En sus tiempos de conscripción militar conoció a Eladio Martínez, con quien integró el dúo Martínez-Cardozo, el cual grabó una apreciable cantidad de discos para el sello Odeón de Buenos Aires y realizó innumerables presentaciones en teatros, radioemisoras y centros culturales Realizó giras artísticas por países y ciudades del cono sur sudamericano, recalando finalmente en Buenos Aires (Argentina), donde fijó residencia y continuó sus estudios con los destacados maestros de armonía, composición e instrumentación Isidro Maistegui y Gilardo Gilardi. Con el folklorólogo argentino Juan Alfonso Carrizo inició sus estudios sobre la ciencia del folklore.

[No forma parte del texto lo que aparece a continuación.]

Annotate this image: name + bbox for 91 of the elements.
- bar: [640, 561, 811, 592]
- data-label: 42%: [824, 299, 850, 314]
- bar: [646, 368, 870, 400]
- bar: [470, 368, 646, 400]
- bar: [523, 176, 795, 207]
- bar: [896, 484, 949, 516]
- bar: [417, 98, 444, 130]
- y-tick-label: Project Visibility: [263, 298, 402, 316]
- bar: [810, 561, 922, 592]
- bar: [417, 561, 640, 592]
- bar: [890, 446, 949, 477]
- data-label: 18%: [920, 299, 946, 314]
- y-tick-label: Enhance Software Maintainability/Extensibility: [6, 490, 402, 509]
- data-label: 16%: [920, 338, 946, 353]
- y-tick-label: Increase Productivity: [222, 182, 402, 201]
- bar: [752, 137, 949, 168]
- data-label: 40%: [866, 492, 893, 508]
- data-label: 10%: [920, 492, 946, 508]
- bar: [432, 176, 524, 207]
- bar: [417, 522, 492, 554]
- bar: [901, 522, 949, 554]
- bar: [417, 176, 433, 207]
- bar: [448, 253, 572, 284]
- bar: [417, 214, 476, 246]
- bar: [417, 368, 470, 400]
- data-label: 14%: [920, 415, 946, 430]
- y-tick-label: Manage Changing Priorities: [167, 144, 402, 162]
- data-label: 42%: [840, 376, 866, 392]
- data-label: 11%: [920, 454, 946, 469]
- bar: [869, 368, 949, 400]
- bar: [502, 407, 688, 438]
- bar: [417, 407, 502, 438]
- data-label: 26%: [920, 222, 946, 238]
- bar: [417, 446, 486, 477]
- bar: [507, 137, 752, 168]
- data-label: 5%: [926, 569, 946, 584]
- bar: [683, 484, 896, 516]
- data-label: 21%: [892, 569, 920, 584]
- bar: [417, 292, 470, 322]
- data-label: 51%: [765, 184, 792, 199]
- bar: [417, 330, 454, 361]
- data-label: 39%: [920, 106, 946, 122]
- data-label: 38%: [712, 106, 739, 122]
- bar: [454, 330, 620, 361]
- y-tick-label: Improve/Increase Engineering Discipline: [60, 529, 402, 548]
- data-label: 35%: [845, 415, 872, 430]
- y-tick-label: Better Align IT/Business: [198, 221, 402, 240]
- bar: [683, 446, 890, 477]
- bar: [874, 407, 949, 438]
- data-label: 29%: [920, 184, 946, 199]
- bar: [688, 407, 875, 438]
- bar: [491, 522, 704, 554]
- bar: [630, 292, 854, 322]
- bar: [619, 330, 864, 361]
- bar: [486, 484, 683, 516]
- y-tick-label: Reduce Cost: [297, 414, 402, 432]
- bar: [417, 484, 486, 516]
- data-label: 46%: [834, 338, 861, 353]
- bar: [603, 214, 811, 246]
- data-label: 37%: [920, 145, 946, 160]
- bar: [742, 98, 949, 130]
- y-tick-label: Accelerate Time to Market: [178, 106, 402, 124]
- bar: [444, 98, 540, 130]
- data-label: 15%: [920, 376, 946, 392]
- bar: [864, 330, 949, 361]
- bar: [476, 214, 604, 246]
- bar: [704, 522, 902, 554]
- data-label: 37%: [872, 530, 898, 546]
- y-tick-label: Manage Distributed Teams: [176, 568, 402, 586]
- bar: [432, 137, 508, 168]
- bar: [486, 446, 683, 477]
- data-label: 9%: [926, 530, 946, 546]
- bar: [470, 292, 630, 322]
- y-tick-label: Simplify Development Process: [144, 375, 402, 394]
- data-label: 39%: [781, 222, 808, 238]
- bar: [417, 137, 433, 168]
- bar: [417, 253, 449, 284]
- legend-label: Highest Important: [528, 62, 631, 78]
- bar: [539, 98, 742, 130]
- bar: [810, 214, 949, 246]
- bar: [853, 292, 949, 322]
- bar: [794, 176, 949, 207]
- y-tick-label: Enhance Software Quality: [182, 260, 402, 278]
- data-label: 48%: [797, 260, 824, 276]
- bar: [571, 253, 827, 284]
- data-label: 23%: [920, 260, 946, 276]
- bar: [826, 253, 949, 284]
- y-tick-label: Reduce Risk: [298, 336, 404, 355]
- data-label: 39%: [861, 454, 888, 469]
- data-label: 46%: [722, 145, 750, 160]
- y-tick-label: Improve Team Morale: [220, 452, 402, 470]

Finalizada la Guerra del Chaco, se funda en Buenos Aires el Círculo Paraguayo del cual Martínez-Cardozo son activos integrantes y poco después, Cardozo Ocampo inicia al frente del conjunto folklórico Ñande Koga, una fundamental labor musical que desembocará, andando el tiempo, en la fundación de la Agrupación Folklórica Guaraní y luego del Club Folklórico Rincón Guaraní.

APORTE CULTURAL:

Como conferencista su tarea fue grandemente fecunda, presentándose en innumerables encuentros científicos de la especialidad folklórica, festivales, congresos, seminarios y simposios en más de una veintena de ciudades de la Argentina y el Uruguay. Desde 1961 dictó charlas y conferencias sobre temas tales como

«La música paraguaya y sus ramificaciones»
«El arpa paraguaya»
«Nombres genéricos de la música paraguaya»
«La fiesta de la galopa»
«El origen de la música paraguaya»
«Músicas y danzas paraguayas»
«La música paraguaya y su influencia en el Río de la Plata»
«Música y danza paraguaya y la voz espuria de litoraleña»
«Leyendas y costumbres del Paraguay»
«6x8, signo musical de América Latina»
«Folklore paraguayo»
«¿Qué es folklore?»
«El tirteo verde-olivo: Emiliano R. Fernández»
«Instrumentos musicales del Paraguay»
«Músicos, poetas y artífices de la cultura artística paraguaya», entre otros.
Cuando su regreso definitivo al Paraguay encaró la formación del Conjunto Folklórico Perú Rimá, cuya tarea en la jerarquización de la música paraguaya, por la calidad y el rigor artístico y estético impresos a su trabajo, es bastamente reconocida.